About a year ago, I happened upon this statement about the Monitor in the Harvard Business Review – under the charming heading of “do things that don’t interest you”:

“Many things that end up” being meaningful, writes social scientist Joseph Grenny, “have come from conference workshops, articles, or online videos that began as a chore and ended with an insight. My work in Kenya, for example, was heavily influenced by a Christian Science Monitor article I had forced myself to read 10 years earlier. Sometimes, we call things ‘boring’ simply because they lie outside the box we are currently in.”

If you were to come up with a punchline to a joke about the Monitor, that would probably be it. We’re seen as being global, fair, insightful, and perhaps a bit too earnest. We’re the bran muffin of journalism.

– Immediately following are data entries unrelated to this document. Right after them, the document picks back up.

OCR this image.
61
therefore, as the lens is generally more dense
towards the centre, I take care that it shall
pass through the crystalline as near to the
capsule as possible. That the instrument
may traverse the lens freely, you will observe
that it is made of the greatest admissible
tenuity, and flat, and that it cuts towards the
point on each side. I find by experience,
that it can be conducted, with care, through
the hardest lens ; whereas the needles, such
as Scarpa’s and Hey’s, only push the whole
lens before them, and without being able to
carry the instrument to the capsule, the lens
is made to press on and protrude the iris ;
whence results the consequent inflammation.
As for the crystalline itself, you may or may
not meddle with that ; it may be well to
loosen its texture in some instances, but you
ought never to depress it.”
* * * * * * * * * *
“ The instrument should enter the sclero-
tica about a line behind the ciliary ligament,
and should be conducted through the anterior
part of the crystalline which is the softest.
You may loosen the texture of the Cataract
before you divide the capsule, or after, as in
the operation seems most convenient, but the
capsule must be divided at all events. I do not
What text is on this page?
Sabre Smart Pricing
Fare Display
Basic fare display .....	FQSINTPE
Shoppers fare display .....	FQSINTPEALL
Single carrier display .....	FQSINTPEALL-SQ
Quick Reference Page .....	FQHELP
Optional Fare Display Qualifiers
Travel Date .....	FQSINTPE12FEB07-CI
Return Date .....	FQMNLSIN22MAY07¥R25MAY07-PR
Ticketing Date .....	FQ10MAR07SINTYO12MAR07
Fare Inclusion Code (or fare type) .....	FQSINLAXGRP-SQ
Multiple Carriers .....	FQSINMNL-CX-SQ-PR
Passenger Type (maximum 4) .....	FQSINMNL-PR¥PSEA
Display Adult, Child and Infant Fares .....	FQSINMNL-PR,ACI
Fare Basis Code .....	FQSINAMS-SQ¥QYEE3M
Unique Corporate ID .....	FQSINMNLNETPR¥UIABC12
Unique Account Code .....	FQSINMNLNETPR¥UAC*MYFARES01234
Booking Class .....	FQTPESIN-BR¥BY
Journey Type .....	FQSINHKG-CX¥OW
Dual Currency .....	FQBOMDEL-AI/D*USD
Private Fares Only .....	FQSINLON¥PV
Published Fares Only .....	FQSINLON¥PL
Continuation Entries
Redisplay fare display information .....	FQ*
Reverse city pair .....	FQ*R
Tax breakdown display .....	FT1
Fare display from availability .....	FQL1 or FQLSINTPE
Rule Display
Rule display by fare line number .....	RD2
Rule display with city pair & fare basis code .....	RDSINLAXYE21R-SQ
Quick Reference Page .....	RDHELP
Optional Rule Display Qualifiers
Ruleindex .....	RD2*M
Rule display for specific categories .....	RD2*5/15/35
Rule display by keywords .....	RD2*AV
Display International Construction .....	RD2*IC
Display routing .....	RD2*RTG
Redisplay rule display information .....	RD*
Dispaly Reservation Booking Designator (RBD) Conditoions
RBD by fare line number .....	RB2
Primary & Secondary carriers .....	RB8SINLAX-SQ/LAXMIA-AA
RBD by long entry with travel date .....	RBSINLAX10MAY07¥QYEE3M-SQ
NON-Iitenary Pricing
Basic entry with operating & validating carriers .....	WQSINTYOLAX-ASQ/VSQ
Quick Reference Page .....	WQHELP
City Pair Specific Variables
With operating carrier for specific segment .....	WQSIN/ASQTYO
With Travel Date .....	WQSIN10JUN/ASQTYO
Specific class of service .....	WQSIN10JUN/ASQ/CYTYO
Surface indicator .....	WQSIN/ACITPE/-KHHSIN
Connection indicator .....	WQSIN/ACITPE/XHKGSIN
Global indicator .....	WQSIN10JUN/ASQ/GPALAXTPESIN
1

But you know what? We change lives. And I’m going to argue that we change lives precisely because we force open that too-small box that most human beings think they live in.

The Monitor is a peculiar little publication that’s hard for the world to figure out. We’re run by a church, but we’re not only for church members and we’re not about converting people. We’re known as being fair even as the world becomes as polarized as at any time since the newspaper’s founding in 1908.

We have a mission beyond circulation, we want to bridge divides. We’re about kicking down the door of thought everywhere and saying, “You are bigger and more capable than you realize. And we can prove it.”